En effet, Israël a refusé d’autoriser l’Autorité palestinienne (AP) à lui délivrer une carte d’identité nationale. Il lui était donc pratiquement impossible de partir, même avant qu’Israël et l’Égypte n’imposent un blocus punitif lorsque le groupe militant Hamas a pris le contrôle de Gaza en 2007.
Ces derniers mois, Israël a approuvé la résidence de milliers de Palestiniens en Cisjordanie occupée et à Gaza afin d’apaiser les tensions tout en maintenant le contrôle qu’il exerce depuis des décennies sur la vie de plus de 4,5 millions de Palestiniens.
«J’ai énormément souffert», raconte M. Al-Najjar, charpentier de 62 ans, décrivant une série «cauchemardesque» de tentatives ratées pour obtenir des permis qui lui permettraient de quitter le minuscule territoire côtier. Désormais, il fait partie des 3 200 Palestiniens à Gaza qui recevront bientôt une carte d’identité nationale.
Il pourra ainsi voyager plus facilement, mais il devra tout de même traverser un labyrinthe d’obstacles bureaucratiques liés au blocus. Selon Israël, ces restrictions sont nécessaires pour contenir le Hamas, tandis que des groupes de défense des droits estiment que ce blocus est une forme de sanction collective pour les deux millions de Palestiniens de Gaza.
Israël a retiré ses soldats et les colons de Gaza en 2005, et le Hamas a retiré les forces de l’AP deux ans plus tard. Cependant, Israël contrôle toujours le registre de l’état civil palestinien, une base de données informatisée comprenant des noms et des numéros d’identification. Les Palestiniens et la majorité de la communauté internationale considèrent Gaza comme faisant partie des territoires occupés.
Des dizaines de milliers de Palestiniens n’ont pas le statut de résidents, ce qui rend pratiquement impossible le fait de franchir des frontières internationales ou même des postes de contrôle militaires israéliens dispersés à travers la Cisjordanie. La plupart sont des personnes qui sont revenues sur le territoire après avoir vécu à l’étranger, et Israël a refusé de les inscrire dans le registre.
Selon Ahed Hamada, haut fonctionnaire du ministère de l’Intérieur dirigé par le Hamas, plus de 30 000 personnes sont sans statut rien qu’à Gaza.

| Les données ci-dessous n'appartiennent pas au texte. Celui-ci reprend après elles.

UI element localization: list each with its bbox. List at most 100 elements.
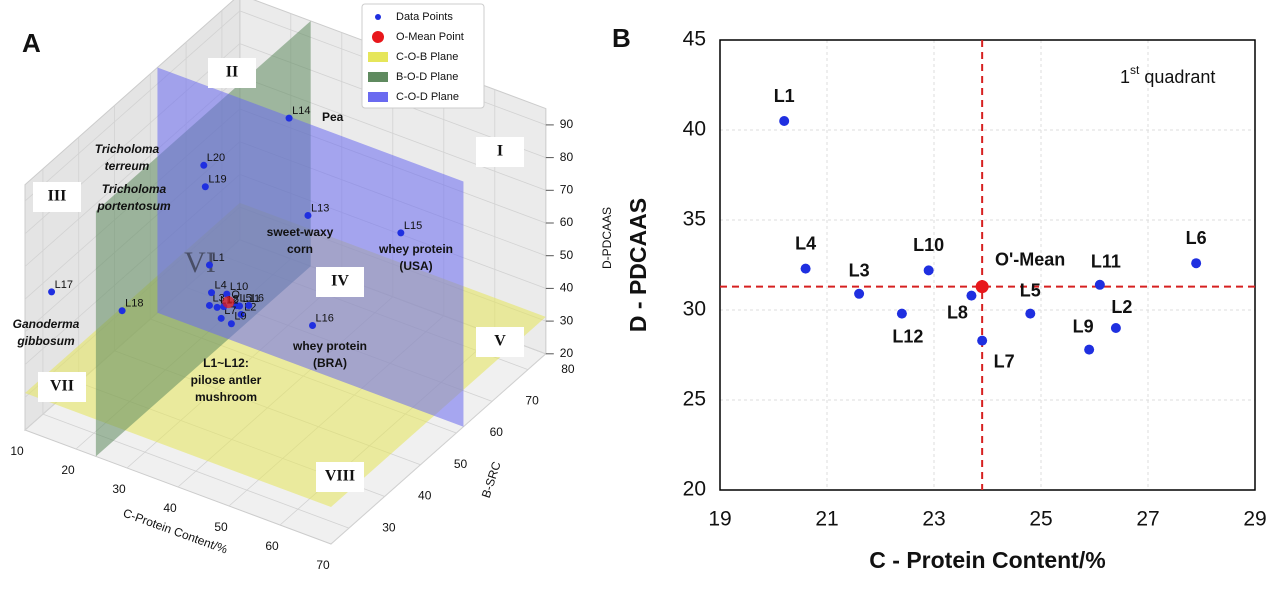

Israël a accepté d’accorder la résidence à quelque 13 500 Palestiniens en signe de bonne volonté à la suite de rencontres récentes entre le ministre de la Défense, Benny Gantz, et le président palestinien, Mahmoud Abbas. Il s’agit des premières réunions depuis l’échec des négociations de paix il y a plus d’une décennie.
Le gouvernement israélien actuel, constitué à la fois de partis qui soutiennent et d’autres qui s’opposent à la création d’un État palestinien, a exclu toute initiative majeure visant à résoudre le conflit, mais il a affirmé qu’il souhaitait améliorer les conditions de vie dans les territoires. Il veut également renforcer la réputation de l’AP, de moins en moins populaire, qui gouverne des parties de la Cisjordanie et coordonne la sécurité avec Israël.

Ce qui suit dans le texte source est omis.